Ülkemin insan haklarıyla imtihanı

Haberin Devamı

Bir ülkeyi ülke yapan nedir?

İstanbul’da, yılbaşı kutlamalarının ışığı altında geceye damgasını vuran havai fişekler eşliğinde bunu sorup durdum kendime. Birçoğumuz gibi benim de kirpiklerimde hüzün ve coşku bir aradaydı. Gece ilerlerken içimden geldi, birçok dilekte bulundum. Bunlardan birisi ülkemin, bütün insanlarını ışık seliyle tütsüleyen uzun soluklu bir şiir olmasıydı.

Ertesi gün bir haber ulaştı: Ulucanlar Cezaevi müze haline getirilmişti. Hatırlamanın, kısacası geçmişle yüzleşmenin bugünü sağlıklı kılabileceğine inananlardandım. Bu yüzden gerçekten iyiydi haber, iyi bir satırbaşı olabilirdi o ‘şiir’de.

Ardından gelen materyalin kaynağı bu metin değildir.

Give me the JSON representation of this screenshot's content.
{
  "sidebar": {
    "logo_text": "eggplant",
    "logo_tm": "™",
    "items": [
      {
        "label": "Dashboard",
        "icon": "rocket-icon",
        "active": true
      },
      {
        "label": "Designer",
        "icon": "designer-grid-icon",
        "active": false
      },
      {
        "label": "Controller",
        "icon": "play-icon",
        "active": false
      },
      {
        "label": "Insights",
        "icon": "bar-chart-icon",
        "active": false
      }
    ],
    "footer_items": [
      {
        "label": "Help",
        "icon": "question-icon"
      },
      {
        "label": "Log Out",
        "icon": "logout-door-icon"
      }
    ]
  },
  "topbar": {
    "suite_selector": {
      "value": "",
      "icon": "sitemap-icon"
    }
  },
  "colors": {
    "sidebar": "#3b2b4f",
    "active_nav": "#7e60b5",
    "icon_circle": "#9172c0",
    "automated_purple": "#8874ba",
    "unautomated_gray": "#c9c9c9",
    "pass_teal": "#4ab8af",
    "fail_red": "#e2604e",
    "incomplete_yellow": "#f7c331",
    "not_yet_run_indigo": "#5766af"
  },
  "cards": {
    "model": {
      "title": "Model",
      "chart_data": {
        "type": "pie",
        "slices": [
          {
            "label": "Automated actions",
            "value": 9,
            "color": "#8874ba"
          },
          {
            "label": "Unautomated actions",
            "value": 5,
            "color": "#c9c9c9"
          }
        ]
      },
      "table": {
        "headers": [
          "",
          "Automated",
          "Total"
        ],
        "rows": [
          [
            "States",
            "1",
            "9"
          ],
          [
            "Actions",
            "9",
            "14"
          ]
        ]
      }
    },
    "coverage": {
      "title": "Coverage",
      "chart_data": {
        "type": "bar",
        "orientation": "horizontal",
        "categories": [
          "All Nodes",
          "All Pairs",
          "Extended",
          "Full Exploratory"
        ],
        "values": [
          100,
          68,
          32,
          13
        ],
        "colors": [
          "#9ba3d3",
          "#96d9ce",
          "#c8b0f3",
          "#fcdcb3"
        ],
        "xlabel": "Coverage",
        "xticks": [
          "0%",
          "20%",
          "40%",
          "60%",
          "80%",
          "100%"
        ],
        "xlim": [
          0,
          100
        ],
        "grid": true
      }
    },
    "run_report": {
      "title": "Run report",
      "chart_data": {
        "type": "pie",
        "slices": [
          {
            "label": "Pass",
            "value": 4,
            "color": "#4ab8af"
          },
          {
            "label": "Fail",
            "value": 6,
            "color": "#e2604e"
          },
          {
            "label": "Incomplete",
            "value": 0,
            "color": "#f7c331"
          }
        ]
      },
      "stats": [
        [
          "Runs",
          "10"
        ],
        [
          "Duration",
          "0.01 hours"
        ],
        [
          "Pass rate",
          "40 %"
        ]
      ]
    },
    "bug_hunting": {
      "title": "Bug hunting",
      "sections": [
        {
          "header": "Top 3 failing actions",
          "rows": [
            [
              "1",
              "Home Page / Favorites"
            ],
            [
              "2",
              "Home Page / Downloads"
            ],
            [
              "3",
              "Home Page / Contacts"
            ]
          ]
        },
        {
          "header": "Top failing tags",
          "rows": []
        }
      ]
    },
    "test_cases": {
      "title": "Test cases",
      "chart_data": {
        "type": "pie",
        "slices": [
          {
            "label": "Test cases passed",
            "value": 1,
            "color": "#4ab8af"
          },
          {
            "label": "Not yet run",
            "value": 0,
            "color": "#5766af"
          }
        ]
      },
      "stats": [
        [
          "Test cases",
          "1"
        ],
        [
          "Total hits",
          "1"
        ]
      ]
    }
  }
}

Kısa bir süre sonra başka bir haber daha geldi: 2010 yılında insan hakları konusunda nasıl sınıfta kaldığımızın haberiydi bu. Buyurun buradan yakın! Bazen olur ya matematik denklemlerinde eksi birler artı birleri götürür, bu iki haberin birbiriyle toslaşması da böyle ironik bir karşılaşma anlamına geliyordu besbelli.

Tekrar düşünmeye başladım: Cezaevinden dönüştürülmüş bir müze vardı elimizde. Ve geleneksel hale gelen sorumuz yine şuydu: Hatırlamak ne içindir?

‘Ay bana bir şeyler oluyor ayol’ deyip gördüklerini derhal unutmak için mi?

Hoş bir tebessüm eşliğinde maziyi vakur bir tavırla nazende nazende selamlamak için mi?

The Sun gazetesinin birinci sırada gösterdiği Türkiye’yi, ‘turistik’ ülke pozisyonunda hemen Orlando’nun yanında görünce ‘ilerliyoruz arkadaş, geçmişte neydik bak şimdi neyiz!’ demek için mi?

Oysa hatırlamak, geçmişin karanlık yüzüyle helalleşmeye cesaretimiz varsa şimdiki zamanın karanlığıyla da yüzleşebilmek değil midir? Asıl burada değil midir hatırlamanın gücü?

Şiddetin, işkencenin, hak ihlallerinin ne olduğunu hatırlarsak daha çok şiddeti mi özleriz, yoksa şiddeti hayatlarımızdan tamamen söküp atar mıyız?
Bu denklemin ne olduğuna siz karar verin diyerek 2010’da ülkemizde yaşanan insan hakları ihlallerini sıralamak istiyorum. Bianet Haber Ajansı İnsan Hakları Derneği İstanbul Şube Başkanı Abdülbaki Boğa’nın açıklamalarını aynen yayımlamış. Özetle şöyle:

2010 yılı içinde toplam 480 hak ihlali başvurusu yapılmış İHD’ye. 98’i kadın 632’si erkek toplam 730 kişi gözaltına alınmış.

14 çocuk hiçbir suçu olmadan ölmüş. Gözaltında işkence, mayınlar, köylerin bombalanması, panzer altında kalma sonucu kaybedilen çocuk sayısı ise 376. Polis şiddetinin kurumsallaşması, ceza ve tutukevlerinde yaşanan sağlık sorunları, kadına yönelik şiddetin sınır tanımazlığı, ayrımcılık ve nefret cinayetlerinin cezasız kalması, bu yönde gerçekleşen linç girişimlerinin had safhada artmış olması, vicdani ret hakkının tanınmaması, doğanın tahribi, ekonomik ve sosyal haklardaki kayıplar...

Tutukluluk sayısı devam eden gazeteci sayısı 38, tecavüz ve aile şiddetinden mağduriyet yaşayan kadınların durumu hâlâ muğlak, davalardaki hukuksuzluk tavan yapmış, adil yargılanma, hak ihlalleri ülkenin olmazsa olmazı haline gelmiş durumda. Rapor bu şekilde devam ediyor...
Bizim ülkemizin insan hakları raporu bu, Disneyland’in gezi planı haritası değil...

Bir ülkenin kıymeti o ülkenin insanlarına sunduğu özgürlük olanağıyla artıp anlam kazanmaz mı? Bu karanlıktan bıkmadık mı?